Okay, we’re back with my rundown of my top New Year’s resolution ideas for nonprofits. Let’s get into number four. Plan to engage volunteers at all levels of your organization. We’re not just engaging volunteers in direct service, or we’re not just engaging volunteers for our events, or we’re not just engaging volunteers for our fundraising efforts.  

From governing boards to advisory groups, to committees, to skilled volunteers, to traditional volunteers, to event volunteers, to advocates and champions, there are a myriad of ways the community can get involved to help you move your mission forward. 
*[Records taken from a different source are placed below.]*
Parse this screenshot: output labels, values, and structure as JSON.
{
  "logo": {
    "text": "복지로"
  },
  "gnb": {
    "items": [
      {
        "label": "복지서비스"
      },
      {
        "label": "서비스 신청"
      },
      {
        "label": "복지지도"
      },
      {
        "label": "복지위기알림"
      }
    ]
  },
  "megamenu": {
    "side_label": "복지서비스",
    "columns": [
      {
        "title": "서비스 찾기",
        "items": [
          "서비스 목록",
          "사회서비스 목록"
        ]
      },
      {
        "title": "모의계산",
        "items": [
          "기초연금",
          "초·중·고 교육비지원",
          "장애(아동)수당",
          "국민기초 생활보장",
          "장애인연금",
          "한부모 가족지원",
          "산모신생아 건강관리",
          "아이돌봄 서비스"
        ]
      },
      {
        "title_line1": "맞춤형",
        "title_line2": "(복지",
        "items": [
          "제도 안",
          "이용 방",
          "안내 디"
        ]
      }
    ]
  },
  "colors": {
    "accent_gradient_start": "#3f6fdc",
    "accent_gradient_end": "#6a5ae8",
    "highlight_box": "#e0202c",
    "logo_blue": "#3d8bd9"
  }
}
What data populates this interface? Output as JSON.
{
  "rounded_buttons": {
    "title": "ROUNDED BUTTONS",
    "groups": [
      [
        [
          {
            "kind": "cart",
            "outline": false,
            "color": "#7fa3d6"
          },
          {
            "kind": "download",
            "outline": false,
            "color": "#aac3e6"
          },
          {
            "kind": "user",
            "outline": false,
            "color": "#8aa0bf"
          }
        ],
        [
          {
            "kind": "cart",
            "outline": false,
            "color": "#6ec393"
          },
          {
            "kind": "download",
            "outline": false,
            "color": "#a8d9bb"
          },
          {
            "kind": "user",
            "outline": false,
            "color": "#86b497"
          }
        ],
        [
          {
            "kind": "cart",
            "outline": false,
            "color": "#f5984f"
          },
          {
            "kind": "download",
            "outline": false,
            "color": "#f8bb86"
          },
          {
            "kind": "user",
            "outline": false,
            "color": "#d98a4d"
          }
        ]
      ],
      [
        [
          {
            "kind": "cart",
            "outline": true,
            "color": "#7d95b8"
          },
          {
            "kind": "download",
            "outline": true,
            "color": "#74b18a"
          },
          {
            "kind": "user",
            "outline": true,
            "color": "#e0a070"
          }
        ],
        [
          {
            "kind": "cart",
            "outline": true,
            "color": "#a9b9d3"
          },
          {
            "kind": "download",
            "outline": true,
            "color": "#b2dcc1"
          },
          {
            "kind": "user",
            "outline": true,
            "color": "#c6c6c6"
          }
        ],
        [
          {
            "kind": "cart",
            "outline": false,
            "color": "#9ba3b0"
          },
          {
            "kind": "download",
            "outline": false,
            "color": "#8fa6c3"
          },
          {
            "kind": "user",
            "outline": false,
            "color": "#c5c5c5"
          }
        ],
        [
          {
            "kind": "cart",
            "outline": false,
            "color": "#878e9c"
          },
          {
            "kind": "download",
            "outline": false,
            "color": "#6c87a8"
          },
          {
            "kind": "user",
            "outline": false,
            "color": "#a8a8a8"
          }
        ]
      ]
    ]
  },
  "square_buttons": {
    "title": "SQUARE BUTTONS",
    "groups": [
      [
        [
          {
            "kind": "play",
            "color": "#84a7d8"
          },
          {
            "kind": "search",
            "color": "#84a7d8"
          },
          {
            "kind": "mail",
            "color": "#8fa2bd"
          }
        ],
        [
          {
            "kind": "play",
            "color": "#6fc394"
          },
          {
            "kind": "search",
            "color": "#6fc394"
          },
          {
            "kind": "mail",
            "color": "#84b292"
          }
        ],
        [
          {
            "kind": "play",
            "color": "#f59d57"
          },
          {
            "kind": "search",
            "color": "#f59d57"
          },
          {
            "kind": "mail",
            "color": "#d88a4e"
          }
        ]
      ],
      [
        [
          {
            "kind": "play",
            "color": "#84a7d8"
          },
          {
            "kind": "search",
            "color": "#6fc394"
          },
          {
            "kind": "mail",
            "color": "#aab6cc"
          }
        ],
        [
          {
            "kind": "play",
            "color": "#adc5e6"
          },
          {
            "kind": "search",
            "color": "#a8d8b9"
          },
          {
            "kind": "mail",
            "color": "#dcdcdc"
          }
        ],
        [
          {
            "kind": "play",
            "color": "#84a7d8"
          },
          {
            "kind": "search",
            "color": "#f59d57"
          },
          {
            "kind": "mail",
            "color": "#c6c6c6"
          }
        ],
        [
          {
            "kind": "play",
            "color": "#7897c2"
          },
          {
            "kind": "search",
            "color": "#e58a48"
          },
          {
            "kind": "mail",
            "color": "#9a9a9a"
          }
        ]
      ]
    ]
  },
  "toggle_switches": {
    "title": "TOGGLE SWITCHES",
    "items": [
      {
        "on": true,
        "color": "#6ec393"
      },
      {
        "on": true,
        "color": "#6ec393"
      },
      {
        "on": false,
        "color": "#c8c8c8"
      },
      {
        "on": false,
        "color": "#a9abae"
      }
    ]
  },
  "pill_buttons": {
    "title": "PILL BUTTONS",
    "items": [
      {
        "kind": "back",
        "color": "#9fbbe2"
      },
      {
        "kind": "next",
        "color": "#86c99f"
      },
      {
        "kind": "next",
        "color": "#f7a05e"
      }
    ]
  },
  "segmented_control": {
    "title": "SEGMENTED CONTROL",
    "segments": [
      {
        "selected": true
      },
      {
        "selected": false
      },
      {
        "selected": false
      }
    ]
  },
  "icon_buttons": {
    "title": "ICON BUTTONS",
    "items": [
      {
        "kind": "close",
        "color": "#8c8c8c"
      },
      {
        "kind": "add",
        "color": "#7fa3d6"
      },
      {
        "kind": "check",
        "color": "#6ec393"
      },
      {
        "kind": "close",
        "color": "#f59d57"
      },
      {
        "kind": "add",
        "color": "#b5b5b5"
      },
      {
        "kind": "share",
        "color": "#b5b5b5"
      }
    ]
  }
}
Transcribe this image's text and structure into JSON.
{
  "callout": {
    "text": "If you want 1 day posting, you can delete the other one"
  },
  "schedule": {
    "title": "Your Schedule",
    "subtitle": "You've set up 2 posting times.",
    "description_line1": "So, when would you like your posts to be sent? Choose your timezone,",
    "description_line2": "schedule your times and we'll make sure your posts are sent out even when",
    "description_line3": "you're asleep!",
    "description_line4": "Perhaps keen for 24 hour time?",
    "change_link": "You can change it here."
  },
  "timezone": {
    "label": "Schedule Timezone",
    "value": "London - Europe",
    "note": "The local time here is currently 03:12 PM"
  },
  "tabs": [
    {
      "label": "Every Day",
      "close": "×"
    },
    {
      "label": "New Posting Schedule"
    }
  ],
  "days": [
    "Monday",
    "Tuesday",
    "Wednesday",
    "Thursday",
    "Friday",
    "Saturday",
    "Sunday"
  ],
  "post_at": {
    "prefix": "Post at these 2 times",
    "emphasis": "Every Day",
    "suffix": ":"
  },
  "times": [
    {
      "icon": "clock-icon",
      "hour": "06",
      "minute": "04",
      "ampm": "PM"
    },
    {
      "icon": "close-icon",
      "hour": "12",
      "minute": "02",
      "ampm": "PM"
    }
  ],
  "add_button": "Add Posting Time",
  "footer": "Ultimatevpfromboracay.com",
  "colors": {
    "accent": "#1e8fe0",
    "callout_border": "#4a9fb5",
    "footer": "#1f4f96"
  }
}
In 2023, it is the time to think about expanding the way the community can support you. You know, there are places where volunteers should absolutely be involved. This is called walkin’ the talk. So you need to have volunteers – if you’re going to involve volunteers, walk the talk by involving volunteers at the executive level, in the executive director’s office.  

Aside from your governing, are there other ways that volunteers can help your executive? I know people think, well, our executive doesn’t have time for volunteers. Well, your executive could actually get more done with volunteers. Think about the kinds of skilled volunteers an executive might utilize, and then make sure you’re including volunteers inside volunteer services.  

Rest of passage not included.